Discounting the Future
Lumos has posted a speech by Czech President Vaclav Klaus on economists and climate. He (Klaus) manages to slip in some climate change minimization, but his real point is to discuss discounting the future.
Economists are adding other contexts - technological progress, human adaptability, increasing wealth (that moves the mankind further away from the subsistence level, allowing us to treat Nature ever more "generously"). Their main tool to acknowledge this context is to discount the future i.e. to give events the right weight that depends on the moment when they occur. A one-thousand-crown bill is "more" than what it will be in 2017 (even if it remains in the form of a banknote or a constant record in a certain bank account): this is a clear conclusion of theories in economics, any other theories about the real life, as well as common sense.
I don't think any economist would argue with his example applied to direct monetary questions. Once you start talking more generally about utility, you are talking about things that are less easy to quantify. It's probably even more important that these non monetary things are not fungible. The risks involved in a 100 or 200 year bond are different from those involved in calculating the utility of a species lost or saved. Your 100 year bond might not be cashable until 2107, but it probably will remain tradable. If you give up an island nation or two, you can't get them back.
You might notice that Klaus seems to think it might be a bigger deal if it were the Czech Republic in the drowning chair rather than Vanuatu and its ilk.
We could give a lot of examples of similar kinds. The magic of discounting, i.e. the appraisal of utility of some present acts for the future, plays a role in all of them. This principle is not an erroneous human myopia (that could be eliminated by better eyeglasses). Instead, it is an aspect of elementary human rationality that economics is based upon.
Economists thus agree - without exceptions - that the discount rate is a key parameter of any public i.e. political decision about the reaction of Man (or, hypothetically, the whole present mankind) to a potential climate change. There is not a slightest difference between them in this respect.
Gary Becker, an economics Nobel prize winner, shows that even if we used a discount rate as low as 3 percent, the consequences of global warming for the utility of mankind in 2057 would "weigh" only one quarter of the impact that the same warming would have on the present generation. For the generation in 2107, it would be one sixteenth. (An Economist Looks at Global Warming, Hoover Digest, 2007 vol. 2, page 51.) Slight changes of the discount rate in either direction are able to do total miracles with these calculations - and exactly these calculations appear in computer simulations of the current popularizers of global warming.
And finally:
What should we choose? Should we believe the market (and its ethics) or ethics of the prophets of global warming? I would prefer to believe the free market (and its interest rate) more than the elitists from the rich and developed world who want the discount rate to be zero (or almost zero).

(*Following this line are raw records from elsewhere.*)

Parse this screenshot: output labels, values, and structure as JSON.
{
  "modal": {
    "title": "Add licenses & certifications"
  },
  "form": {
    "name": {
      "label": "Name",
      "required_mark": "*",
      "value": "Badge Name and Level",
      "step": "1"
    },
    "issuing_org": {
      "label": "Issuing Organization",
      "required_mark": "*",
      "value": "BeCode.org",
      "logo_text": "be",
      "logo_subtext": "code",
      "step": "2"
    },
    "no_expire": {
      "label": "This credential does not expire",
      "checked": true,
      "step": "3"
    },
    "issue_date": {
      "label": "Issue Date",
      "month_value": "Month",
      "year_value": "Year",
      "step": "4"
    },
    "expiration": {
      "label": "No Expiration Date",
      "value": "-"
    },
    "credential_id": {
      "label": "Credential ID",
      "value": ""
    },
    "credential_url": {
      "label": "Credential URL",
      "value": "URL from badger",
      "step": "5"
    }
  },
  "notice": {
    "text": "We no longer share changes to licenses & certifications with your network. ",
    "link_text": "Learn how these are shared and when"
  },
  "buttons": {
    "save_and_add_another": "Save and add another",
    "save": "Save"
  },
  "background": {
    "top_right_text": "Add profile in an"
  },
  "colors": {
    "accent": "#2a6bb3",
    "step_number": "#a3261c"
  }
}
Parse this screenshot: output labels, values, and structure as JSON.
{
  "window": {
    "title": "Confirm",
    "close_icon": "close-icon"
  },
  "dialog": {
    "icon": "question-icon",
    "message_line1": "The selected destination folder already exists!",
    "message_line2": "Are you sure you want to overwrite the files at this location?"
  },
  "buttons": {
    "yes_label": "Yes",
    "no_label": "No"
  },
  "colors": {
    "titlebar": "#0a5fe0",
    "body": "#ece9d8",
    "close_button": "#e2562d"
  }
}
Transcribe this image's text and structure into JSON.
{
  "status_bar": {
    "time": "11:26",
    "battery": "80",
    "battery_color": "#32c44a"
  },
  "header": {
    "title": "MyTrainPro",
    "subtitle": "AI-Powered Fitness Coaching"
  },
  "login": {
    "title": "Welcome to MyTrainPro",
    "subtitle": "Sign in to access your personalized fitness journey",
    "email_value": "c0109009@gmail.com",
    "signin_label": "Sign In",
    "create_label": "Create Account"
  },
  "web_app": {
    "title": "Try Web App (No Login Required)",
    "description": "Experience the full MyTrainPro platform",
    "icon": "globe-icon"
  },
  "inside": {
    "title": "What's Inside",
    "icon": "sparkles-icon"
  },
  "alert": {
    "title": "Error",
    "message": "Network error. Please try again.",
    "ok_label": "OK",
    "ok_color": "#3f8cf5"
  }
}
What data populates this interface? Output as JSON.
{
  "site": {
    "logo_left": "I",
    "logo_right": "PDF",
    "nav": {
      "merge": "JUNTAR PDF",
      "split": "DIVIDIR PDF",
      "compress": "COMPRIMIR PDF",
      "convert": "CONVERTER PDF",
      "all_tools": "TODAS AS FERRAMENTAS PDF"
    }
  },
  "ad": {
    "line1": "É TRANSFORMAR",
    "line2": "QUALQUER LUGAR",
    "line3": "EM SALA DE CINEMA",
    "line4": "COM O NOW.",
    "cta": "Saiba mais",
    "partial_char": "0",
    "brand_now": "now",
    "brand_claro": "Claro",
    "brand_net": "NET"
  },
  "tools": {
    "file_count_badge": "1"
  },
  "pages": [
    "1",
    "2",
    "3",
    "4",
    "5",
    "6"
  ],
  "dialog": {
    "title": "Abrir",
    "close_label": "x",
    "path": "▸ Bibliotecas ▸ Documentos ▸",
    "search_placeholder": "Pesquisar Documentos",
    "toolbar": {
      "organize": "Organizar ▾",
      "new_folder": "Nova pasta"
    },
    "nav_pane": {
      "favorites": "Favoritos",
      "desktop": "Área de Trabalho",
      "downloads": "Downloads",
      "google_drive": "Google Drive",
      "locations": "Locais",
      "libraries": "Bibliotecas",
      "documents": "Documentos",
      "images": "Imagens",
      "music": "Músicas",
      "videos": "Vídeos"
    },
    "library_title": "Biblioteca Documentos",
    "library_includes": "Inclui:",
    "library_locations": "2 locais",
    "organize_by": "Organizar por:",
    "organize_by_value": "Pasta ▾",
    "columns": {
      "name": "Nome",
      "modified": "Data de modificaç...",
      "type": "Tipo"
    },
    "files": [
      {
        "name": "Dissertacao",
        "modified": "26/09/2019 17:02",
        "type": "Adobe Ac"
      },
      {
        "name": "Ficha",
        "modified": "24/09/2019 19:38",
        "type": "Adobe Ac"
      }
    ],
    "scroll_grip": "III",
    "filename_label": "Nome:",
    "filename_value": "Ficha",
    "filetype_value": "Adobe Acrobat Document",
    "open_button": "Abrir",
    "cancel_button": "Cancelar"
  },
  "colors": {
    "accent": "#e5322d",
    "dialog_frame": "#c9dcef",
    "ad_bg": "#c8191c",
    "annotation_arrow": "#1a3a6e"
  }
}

The debate about this issue must continue. But this debate is unrelated to measurements of temperatures and it is only marginally related to the causes of these changes.
I find the last sentence incomprehensible. Surely the point is that our estimates of cost and benefits depends on all the costs - including Klaus's so-called opportunity costs, but especially upon the direct costs of major warming.
Let me make one point with respect to the question of discount "rate." The whole concept depends on replacing a function of the form 1-a(t) (the discount for a time t in the future) with a function of the form exp(- a0*t), where a0 is some constant discount rate). Any positive a0 will result in a very large discount for some time in the not too distant future. The very large net discounts assumed by Becker and Klaus are based on that, but aren't necessarily sensible.
Let's assume that an early Native American was using future discounting logic in her analysis of the marginal utility of trading with or exterminating newly arrived European settlers. She may have thought that she got a good deal in trading some turkeys and corn for some glass beads. That bet didn't work out.
The flaw, I think, is deeply embedded in economic thought. Because the history of the last three hundred years has largely been a history of exponential growth, economists have fallen prey to the fallacy of assuming that will always be the case. Biology and physics teem with example of exponential growth ending in catastrophe - but they don't have any of it continuing for a very long time. Economists who forget Darwin, Malthus, and the second law of thermodynamics are living in a bubble.
One peculiar element of the speech makes me wonder if their is some Czech national trait of equating their particular point at the momement with the proper alignment of the universe.
...this is a clear conclusion of theories in economics, any other theories about the real life, as well as common sense.
It has a quasi-theological, neo-Stalinist, or perhaps just Lumoesque cadence to it.